The Academy of Motion Picture Arts and Sciences has officially drawn a line in the sand, announcing that AI-generated actors and AI-written screenplays will not be eligible for Oscar consideration. The new rules require performances to be “demonstrably performed by humans with their consent,” while screenplays must be “human-authored.”
And honestly? That’s probably the right move.
Not because AI should be banned outright — it shouldn’t — but because filmmaking is still fundamentally a human art form. There will never be a fully virtual actor walking up on stage to accept an Academy Award. At least, not if audiences still care about authenticity, struggle, charisma, and the beautifully messy thing called humanity.

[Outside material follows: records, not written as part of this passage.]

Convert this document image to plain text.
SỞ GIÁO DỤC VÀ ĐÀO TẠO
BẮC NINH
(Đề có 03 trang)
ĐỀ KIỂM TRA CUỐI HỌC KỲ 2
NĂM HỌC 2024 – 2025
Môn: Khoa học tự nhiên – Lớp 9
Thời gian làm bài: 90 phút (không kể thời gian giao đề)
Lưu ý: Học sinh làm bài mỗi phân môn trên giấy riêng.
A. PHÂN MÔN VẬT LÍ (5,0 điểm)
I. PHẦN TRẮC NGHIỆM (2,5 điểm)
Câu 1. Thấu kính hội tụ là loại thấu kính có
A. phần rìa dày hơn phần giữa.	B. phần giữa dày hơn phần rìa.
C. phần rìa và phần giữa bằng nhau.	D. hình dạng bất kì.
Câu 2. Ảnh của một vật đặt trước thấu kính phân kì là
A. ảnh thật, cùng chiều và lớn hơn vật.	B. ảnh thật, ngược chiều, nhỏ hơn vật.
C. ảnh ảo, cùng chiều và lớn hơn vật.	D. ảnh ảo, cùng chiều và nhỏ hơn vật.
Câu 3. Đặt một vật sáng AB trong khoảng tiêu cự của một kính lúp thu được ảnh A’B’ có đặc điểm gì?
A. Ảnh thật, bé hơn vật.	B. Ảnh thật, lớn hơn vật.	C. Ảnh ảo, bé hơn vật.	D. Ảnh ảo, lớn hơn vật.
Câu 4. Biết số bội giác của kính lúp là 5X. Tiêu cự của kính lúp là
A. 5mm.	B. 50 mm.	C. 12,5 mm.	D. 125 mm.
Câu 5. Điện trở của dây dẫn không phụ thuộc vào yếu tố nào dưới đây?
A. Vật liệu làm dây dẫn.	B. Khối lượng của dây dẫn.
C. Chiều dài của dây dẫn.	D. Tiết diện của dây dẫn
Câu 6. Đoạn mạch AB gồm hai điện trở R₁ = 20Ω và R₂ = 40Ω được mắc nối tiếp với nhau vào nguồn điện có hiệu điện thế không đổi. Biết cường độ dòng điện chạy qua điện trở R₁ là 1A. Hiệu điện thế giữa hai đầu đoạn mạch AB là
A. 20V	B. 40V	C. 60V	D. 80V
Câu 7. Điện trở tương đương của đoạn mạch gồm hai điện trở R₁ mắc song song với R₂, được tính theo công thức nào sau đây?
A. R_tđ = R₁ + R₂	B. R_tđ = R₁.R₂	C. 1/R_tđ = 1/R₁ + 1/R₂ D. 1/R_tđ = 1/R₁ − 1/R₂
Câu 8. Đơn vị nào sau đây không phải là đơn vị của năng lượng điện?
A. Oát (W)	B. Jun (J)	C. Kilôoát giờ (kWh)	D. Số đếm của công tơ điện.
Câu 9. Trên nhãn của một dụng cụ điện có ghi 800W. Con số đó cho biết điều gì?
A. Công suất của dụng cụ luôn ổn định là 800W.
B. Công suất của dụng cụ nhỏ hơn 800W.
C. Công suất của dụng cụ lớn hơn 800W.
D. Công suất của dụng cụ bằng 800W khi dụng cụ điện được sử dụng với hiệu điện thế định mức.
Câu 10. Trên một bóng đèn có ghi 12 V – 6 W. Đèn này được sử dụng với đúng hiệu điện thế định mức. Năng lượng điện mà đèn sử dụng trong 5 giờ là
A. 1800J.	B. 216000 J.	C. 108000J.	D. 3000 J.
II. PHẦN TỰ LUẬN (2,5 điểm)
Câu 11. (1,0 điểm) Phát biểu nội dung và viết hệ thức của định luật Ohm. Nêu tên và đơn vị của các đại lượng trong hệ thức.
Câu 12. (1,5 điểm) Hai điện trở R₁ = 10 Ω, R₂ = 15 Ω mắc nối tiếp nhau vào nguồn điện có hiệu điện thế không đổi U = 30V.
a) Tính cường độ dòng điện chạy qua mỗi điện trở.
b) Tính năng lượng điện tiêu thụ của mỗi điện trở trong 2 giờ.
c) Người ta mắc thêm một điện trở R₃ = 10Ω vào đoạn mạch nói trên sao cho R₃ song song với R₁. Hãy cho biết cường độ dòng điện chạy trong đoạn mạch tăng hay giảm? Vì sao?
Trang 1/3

What’s interesting is that the Golden Globe Awards took a far more nuanced approach. Their new rules don’t automatically disqualify films using AI. Instead, they focus on whether the “human creative direction, artistic judgment, and authorship remain primary throughout the production process.”
That’s the sweet spot.
AI should be treated like CGI, Photoshop, Pro Tools, or motion capture — a tool, not the auteur. If AI helps clean up dialogue, assist with dubbing, generate temp visuals, or streamline post-production workflows, fine. We’ve already seen this hybrid approach in films like The Brutalist, where AI-assisted voice enhancement sparked controversy despite the performances remaining deeply human.
The bigger issue now is transparency.